Moscow, 23 January 1997 (RFE/RL) -- The manufacturer of the Russian MIG fighters says it aims to capture a share of the skies over Central Europe -- not by invasion but through commercial sales.
MAPO, which makes the formidable MIG-29 jet, projects itself as confident that it can sell even to prospective NATO members in the region against fierce competition from American and other western companies.
MAPO spokesman Vitaly Zotov told RFE/RL that his company expects to gain "several contracts" in Eastern and Central Europe "definitely before the end of the century."
The two big U.S. manufacturers McDonnell Douglas, with the F-18, and Lockheed Martin with the F-16 are equally determined that they will win whatever sales are going. So the stage is set for a fierce commercial battle between the companies which armed the former cold war rivals.
Also actively seeking to re-arm the old Warsaw Pact members are Saab-Scania of Sweden and Dassault of France. At stake: some $8 billion for about 200 fighter planes to Hungary, the Czech Republic and Poland alone, quite apart from other possible purchasers in the region.
What are the chances realistically of Russian manufacturers MAPO and Sukhoi winning a share of the sales on these markets?
On the negative side must be counted an important psychological rather than commercial factor. Despite the stern opposition of Moscow, a number of countries in the region are likely to become new members of an expanded NATO alliance. There is therefore an almost irresistable logic for them to buy the same top-grade armaments already possessed by established NATO members. It makes sense in terms of weapons standardisation, and as a powerful signal of communality.
Add to that the unblemished technical reputation of the Western products, the opportunity to gain access to state-of-the art technology and the certainty of generous offset deals. Under the offset deals, the purchasing countries would do much assembly or parts manufacture themselves, thus strengthening their own industries.
Despite the strong Western hand, MAPO's Zotov preserves his optimism. He shrugs and says "This is one of the most promising markets for us."
His number one card is money -- or rather the lack of it, in that the prospective customers don't have billions of dollars on hand for new arms purchases. None of the manufacturers reveal detail costing for their aircraft, but its certain the Russians have the inside track on pricing. Our correspondent notes Russian reports that Malaysia paid more to buy eight American F-18s than it paid for 18 MIG-29s.
"And we are ready to consider any form of payment," Zotov says. The Russian arms industry is skilled in clinching barter deals from the old Soviet days when equipment was supplied to countries as far-flung as the Middle East and Africa. In Europe, Russia still owes millions dollars to a number of its former Warsaw Pact allies, including Hungary. Budapest has already accepted MIG-29s in 1994 in barter for debt settlement, and the others might be tempted to do the same.
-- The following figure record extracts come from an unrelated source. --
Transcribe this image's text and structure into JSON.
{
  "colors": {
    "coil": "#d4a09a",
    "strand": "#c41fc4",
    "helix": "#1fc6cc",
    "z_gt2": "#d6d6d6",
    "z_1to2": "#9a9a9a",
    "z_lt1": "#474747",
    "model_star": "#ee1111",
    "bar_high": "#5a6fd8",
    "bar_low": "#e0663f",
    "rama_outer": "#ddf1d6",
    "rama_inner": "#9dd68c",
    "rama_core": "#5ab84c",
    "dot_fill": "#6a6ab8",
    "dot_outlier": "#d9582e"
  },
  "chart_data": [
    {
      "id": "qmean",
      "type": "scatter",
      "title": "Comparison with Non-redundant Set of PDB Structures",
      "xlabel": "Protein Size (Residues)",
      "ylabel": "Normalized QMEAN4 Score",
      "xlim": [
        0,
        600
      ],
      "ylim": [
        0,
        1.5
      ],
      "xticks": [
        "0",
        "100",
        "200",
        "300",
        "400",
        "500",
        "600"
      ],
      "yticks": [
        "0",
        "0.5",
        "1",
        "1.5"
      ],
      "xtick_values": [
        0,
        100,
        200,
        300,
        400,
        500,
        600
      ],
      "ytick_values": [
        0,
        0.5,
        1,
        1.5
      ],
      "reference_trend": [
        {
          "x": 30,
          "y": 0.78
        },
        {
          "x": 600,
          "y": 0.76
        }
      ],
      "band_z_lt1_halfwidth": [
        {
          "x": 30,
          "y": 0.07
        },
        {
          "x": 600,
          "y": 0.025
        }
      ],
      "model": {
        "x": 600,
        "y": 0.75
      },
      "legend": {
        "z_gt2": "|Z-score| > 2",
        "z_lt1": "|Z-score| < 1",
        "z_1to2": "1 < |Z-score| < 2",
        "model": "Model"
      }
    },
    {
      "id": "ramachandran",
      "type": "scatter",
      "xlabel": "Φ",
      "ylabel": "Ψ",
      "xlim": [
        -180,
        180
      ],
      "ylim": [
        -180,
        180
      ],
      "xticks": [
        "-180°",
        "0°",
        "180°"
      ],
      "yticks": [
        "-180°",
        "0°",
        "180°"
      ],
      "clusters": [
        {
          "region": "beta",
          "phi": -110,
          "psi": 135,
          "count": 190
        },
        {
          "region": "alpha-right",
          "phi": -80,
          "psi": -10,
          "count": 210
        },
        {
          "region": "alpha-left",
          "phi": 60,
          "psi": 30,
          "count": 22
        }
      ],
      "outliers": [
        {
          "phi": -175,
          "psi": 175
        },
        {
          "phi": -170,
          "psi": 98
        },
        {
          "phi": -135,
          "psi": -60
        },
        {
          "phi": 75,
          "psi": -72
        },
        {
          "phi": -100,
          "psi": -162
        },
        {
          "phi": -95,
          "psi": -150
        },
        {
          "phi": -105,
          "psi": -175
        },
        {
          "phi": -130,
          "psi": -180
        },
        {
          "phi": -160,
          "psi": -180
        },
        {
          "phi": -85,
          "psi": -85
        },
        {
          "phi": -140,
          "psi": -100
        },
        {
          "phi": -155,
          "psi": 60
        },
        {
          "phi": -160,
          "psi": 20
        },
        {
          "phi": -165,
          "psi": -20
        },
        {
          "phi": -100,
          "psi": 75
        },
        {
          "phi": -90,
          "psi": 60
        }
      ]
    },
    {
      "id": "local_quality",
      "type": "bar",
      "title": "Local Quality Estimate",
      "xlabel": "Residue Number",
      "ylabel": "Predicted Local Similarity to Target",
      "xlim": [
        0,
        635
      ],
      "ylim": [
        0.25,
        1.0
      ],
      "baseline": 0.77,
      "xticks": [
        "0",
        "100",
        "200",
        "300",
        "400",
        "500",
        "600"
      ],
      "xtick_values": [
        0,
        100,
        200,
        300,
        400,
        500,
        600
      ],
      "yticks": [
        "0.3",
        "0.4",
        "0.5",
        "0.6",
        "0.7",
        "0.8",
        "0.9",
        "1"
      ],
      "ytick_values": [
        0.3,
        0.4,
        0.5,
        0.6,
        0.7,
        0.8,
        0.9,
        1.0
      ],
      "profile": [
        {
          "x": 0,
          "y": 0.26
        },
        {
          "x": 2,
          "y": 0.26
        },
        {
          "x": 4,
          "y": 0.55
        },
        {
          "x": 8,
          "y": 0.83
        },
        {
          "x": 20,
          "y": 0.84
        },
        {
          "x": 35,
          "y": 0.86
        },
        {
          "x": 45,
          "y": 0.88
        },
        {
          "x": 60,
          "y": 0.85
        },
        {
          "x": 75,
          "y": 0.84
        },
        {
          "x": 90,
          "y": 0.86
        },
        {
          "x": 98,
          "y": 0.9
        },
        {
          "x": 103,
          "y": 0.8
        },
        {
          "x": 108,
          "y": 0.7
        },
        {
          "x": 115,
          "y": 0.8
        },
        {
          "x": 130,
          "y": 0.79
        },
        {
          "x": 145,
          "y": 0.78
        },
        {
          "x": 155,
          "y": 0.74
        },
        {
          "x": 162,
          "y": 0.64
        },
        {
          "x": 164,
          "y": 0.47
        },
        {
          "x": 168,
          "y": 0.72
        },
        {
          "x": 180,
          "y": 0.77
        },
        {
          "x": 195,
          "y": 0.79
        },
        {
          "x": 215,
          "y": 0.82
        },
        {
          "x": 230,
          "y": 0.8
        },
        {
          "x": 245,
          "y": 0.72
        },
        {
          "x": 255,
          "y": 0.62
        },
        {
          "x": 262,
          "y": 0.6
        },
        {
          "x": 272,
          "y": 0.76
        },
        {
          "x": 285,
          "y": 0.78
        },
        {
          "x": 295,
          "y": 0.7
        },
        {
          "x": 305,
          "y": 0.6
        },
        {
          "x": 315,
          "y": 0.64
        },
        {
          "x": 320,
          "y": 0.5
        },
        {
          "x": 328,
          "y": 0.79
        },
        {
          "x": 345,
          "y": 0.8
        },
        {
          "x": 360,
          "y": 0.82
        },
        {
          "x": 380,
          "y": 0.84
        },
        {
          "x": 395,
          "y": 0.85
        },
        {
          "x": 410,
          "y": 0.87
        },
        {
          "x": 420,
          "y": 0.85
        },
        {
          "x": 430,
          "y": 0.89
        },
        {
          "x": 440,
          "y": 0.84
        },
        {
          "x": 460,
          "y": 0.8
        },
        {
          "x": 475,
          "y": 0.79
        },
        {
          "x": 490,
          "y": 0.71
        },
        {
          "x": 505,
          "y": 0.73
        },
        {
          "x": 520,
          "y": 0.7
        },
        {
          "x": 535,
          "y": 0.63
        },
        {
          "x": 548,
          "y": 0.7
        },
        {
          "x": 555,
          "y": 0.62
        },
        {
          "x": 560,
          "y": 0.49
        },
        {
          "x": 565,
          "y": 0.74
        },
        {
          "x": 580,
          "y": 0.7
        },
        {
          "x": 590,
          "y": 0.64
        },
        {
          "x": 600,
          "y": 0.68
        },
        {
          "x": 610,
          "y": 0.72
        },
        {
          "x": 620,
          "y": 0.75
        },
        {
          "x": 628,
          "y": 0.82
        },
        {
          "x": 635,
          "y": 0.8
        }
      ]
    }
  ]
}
Zotov says MAPO is also ready to help modernize hundreds of older MIG jets, such as MIG-21, still serving in air forces of Eastern and Central European countries. In the past MAPO has conducted one sweeping modernization like that in India updating that country's MIG-21 from second to fourth generation fighters.
Conscious of the quality question, MAPO also insists it is ready to provide adequate servicing in any country willing to buy its products.
As to the respective performances of the jets, Russian aviation analysts rate the technical reliability of a properly-maintained MIG-29 as higher than that of comparable western models. Western analysts, however, while acknowledging the MIG's virtues, point to what they see as weak engine design impairing the fighter's top combat performance.
As for the psychological factor, the Russians don't see that as insurmountable. They note there is a total of 24 MAPO-made MIG-29 fighters already flying under NATO colours, namely in the German Luftwaffe, and that they regularly participate in NATO exercises. West Germany inherited them from communist East Germany after the demolition of the Berlin Wall.
Our correspondents writes that the MIG-29 was the second most wanted fighter internationally from 1992 to 1995. During this period 114 MIG-29s worth an estimated $2.8 billion were supplied to Iran, Hungary, Slovakia, India and Malaysia while Lockheed Martin sold 248 F-16's worth an estimated $9.4 billion to Taiwan, Greece, Turkey, Singapore and Finland. More recently MAPO sold new fighters to India which now has a total of more than 60 MIG-29s.
Mapo also has lines other than fighters. Last year it sold $40 million worth of Mi-17 helicopters to Columbia in Latin America. Reports say helicopter deals are also being negotiated with Canada and Slovakia.